Quand une démocratie du Sud régule les Big Tech, Washington riposte
Sahasranshu Dash et Ana Tereza Duarte Lima de Barros
Le 7 juillet 2025, le président américain Donald Trump a annoncé un droit de douane de 50 % sur les exportations brésiliennes. Le motif officiel ? Pratiques commerciales déloyales, manipulation monétaire, censure de firmes technologiques américaines. Mais peu à Brasilia ou dans la Silicon Valley y ont cru. Derrière cette guerre commerciale, se joue une bataille beaucoup plus lourde : non sur les matières premières, mais sur le code, le contenu et le contrôle.
Le Brésil, cinquième marché internet au monde, apparaît comme une menace sérieuse pour l’économie politique du capitalisme des plateformes. Plutôt que d’imiter les protections européennes sur la vie privée ou l’autoritarisme numérique chinois, il a bâti un cadre réglementaire fondé sur une supervision démocratique, une application judiciaire effective et une capacité étatique robuste. Ce cadre ne menace pas seulement les profits des géants de la tech — il remet en cause un ordre mondial dans lequel les firmes de la Silicon Valley façonnent la sphère numérique en toute impunité.

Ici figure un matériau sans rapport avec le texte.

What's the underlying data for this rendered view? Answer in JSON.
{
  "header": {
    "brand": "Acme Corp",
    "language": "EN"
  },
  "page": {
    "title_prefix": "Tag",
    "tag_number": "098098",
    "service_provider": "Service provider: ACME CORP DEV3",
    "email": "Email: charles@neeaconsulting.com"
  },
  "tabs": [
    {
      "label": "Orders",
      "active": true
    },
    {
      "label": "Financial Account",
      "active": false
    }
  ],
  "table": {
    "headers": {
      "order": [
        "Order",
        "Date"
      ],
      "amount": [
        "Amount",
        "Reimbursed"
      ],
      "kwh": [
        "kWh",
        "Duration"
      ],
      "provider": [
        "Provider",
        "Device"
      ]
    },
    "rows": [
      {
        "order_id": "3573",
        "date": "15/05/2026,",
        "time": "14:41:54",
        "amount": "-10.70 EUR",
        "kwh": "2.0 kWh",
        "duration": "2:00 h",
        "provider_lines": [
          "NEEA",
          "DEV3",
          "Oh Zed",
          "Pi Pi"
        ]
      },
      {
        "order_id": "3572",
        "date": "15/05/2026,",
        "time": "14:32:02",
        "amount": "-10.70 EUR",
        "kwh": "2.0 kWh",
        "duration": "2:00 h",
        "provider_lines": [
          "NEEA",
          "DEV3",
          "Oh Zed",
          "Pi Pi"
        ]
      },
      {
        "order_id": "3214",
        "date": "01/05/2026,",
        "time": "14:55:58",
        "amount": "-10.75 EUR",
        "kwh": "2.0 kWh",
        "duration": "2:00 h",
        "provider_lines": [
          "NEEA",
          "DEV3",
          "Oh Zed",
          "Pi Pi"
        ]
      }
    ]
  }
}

La menace des droits de douane s’inscrit dans une stratégie nouvelle visant à réprimer les alternatives. Lorsqu’une démocratie du Sud global commence à réguler Internet d’une manière susceptible d’inspirer d’autres pays, Washington ne dialogue pas… Il punit.
Un modèle numérique démocratique
L’approche brésilienne de la gouvernance des plateformes est unique par son contenu et son origine. Elle combine normes participatives et mécanismes d’application concrets. Ses deux lois pivot — le Marco Civil da Internet (2014) et la Lei Geral de Proteção de Dados, ou LGPD (2018) — garantissent les droits des utilisateurs et la protection des données. Inspirée en partie du RGPD européen, la LGPD impose des limites strictes sur le traitement des données personnelles et prévoit des sanctions en cas d’usage abusif. Mais, contrairement à d’autres juridictions, le Brésil ne s’est pas arrêté à la législation.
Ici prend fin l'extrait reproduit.